No one was forced to buy houses at bubble prices. People bought houses for the usual reasons, but the driving force was greed. Banks and mortgage companies made the astonishingly stupid assumption that house prices would continue to go up, so they could not lose money on a mortgage. Buyers made the same stupid assumption, so that their worst case scenario was they could always sell the house for more than they bought it for, pay off the mortgage, and come out ahead. Derivatives buyers made the same assumption.
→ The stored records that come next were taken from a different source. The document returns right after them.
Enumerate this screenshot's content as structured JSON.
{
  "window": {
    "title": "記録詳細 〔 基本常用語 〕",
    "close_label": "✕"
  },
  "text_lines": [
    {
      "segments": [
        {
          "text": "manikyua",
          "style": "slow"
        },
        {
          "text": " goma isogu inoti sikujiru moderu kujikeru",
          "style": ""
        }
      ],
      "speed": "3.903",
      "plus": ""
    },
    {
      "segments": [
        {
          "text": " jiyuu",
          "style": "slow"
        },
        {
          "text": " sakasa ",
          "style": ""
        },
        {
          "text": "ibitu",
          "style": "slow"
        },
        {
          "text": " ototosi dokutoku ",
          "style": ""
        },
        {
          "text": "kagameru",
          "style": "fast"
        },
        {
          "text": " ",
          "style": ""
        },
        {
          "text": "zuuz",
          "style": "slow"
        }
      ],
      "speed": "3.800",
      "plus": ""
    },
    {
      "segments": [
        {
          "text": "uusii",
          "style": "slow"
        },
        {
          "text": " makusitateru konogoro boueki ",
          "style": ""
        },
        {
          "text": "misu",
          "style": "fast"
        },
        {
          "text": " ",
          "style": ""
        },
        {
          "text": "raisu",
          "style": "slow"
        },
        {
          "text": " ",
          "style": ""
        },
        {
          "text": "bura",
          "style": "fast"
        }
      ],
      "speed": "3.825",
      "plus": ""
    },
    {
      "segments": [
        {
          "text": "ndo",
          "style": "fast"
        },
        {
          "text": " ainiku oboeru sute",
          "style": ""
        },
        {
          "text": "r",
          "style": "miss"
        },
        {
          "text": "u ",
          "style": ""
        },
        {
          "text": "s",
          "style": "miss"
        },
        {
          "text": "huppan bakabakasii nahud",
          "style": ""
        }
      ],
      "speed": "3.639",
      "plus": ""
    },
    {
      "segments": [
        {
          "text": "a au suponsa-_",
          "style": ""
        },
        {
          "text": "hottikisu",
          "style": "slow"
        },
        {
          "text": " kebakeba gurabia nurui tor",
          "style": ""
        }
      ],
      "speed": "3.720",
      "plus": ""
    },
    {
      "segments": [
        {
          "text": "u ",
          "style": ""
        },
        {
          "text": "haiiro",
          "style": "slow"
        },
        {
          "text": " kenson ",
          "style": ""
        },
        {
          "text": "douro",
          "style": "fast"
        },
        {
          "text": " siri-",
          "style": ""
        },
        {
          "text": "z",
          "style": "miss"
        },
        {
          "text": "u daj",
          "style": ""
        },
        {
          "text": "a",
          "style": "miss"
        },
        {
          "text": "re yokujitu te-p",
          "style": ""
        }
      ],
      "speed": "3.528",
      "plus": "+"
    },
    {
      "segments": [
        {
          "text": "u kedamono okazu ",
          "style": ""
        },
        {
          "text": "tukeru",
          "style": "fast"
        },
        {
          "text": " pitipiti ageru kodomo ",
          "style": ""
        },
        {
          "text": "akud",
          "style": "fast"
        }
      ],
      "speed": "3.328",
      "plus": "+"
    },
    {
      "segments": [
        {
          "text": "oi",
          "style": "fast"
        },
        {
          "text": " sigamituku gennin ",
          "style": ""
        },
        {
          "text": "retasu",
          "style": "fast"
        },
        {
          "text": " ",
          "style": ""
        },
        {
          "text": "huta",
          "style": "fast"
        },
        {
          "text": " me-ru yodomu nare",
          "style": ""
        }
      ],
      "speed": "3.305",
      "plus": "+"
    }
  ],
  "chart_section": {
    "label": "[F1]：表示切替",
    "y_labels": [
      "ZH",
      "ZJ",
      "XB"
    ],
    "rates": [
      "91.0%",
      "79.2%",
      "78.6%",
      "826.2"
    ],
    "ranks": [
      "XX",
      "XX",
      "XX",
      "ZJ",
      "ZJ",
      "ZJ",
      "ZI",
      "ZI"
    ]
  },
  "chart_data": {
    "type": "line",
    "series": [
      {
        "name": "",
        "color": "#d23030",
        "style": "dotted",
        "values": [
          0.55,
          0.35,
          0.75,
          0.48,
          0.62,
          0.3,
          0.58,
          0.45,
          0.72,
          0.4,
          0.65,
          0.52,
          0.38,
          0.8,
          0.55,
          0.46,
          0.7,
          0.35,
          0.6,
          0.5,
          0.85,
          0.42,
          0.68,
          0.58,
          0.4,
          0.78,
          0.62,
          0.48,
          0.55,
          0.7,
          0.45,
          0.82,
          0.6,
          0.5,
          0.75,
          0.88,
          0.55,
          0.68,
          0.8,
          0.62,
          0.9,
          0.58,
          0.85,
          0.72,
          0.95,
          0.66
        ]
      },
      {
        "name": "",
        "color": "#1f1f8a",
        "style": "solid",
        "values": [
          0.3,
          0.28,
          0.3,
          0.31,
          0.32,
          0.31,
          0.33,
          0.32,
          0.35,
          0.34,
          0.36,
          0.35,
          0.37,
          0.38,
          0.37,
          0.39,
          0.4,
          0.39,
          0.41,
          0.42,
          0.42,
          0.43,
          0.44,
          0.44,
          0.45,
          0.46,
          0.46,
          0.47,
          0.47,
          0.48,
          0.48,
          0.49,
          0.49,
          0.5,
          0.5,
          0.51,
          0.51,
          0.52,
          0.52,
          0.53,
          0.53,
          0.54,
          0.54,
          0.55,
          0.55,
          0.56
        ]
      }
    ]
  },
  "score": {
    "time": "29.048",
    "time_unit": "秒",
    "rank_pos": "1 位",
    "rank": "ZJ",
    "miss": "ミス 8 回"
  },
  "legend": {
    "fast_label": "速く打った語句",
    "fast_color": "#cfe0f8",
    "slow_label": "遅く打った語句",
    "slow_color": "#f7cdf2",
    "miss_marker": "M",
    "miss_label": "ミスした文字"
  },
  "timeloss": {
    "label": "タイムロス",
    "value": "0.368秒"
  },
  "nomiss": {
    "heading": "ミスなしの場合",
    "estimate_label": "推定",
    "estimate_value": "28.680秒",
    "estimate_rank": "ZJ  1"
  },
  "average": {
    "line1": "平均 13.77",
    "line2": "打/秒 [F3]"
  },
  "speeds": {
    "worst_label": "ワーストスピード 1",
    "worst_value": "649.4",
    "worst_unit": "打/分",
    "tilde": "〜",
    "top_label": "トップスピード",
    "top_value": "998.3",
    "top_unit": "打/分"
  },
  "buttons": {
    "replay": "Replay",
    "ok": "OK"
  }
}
The houses were real. You really had a house you could move into. The early winners were real, they could tell you, truthfully, that they had bought a house, or a set of houses, and sold them later and had become wealthy in a few years with very little effort.

There was lying, but their really were not con men involved. If the banks or mortgage companies had been the con men, they would have made money on the scheme, but they lost money to the point of either going bankrupt or losing most of their market value.

If the banks are to blame, it is in that they should not have loaned money to idiots to buy overpriced houses. The Federal Reserve did not con anyone or benefit from the bubble, but it should have raised interest rates sooner and higher to stop the bubble before it became dangerously large.

Donald Trump has spent his life developing real estate, including casinos. Is someone who owns a casino a con artist? Doesn't everyone know that casinos exist to make you poor, not to make you a winner? Don't they know that every single casino game is rigged to produce an occasional payoff, the only purpose of which is to encourage the customers to lose even more money?

Donald Trump is far from being the richest man in America, but he certainly projects the image of being the King of the Grandiose. He's a crony capitalist from way back, and his alleged honesty, or at least frankness, is part of his con. He has a track record of cheating both partners and contractors. His main business, his real business, is licensing his name to other business people who use it to attract suckers and marks. To put it more bluntly, his business is lying, and helping other to lie.

In normal times and places buying a house makes more sense than renting. Renting means paying the landlords until the day you die. Buy a house and if you can stay there long enough to pay off the mortgage, and then you live close to rent free (you still have to pay taxes and maintenance).

But sometimes buying a house, and paying off a mortgage, does not make sense. It is actually cheaper to rent, even in the long run. It pays to pay attention to specifics, not just to generalities.

The system is rigged? The main way the system is rigged is that you begin life at the economic level of your parents, with all the consequences.

The system is rigged in favor of the Trumps of the world, because the ruling class are not just born to money and power, but can do each other favors even as they fight over money.

There is another type of rigging to the system: the rigging you can climb up. Hundreds of millions of people have climbed out of poverty in the United States, even if many took a couple of generations to do it. There are a lot of ways to do it, but they all require applying yourself, and getting back up if you get knocked down. Whether taking a hard knock was an accident, or from your own foolishness, or because some con artist took advantage of you.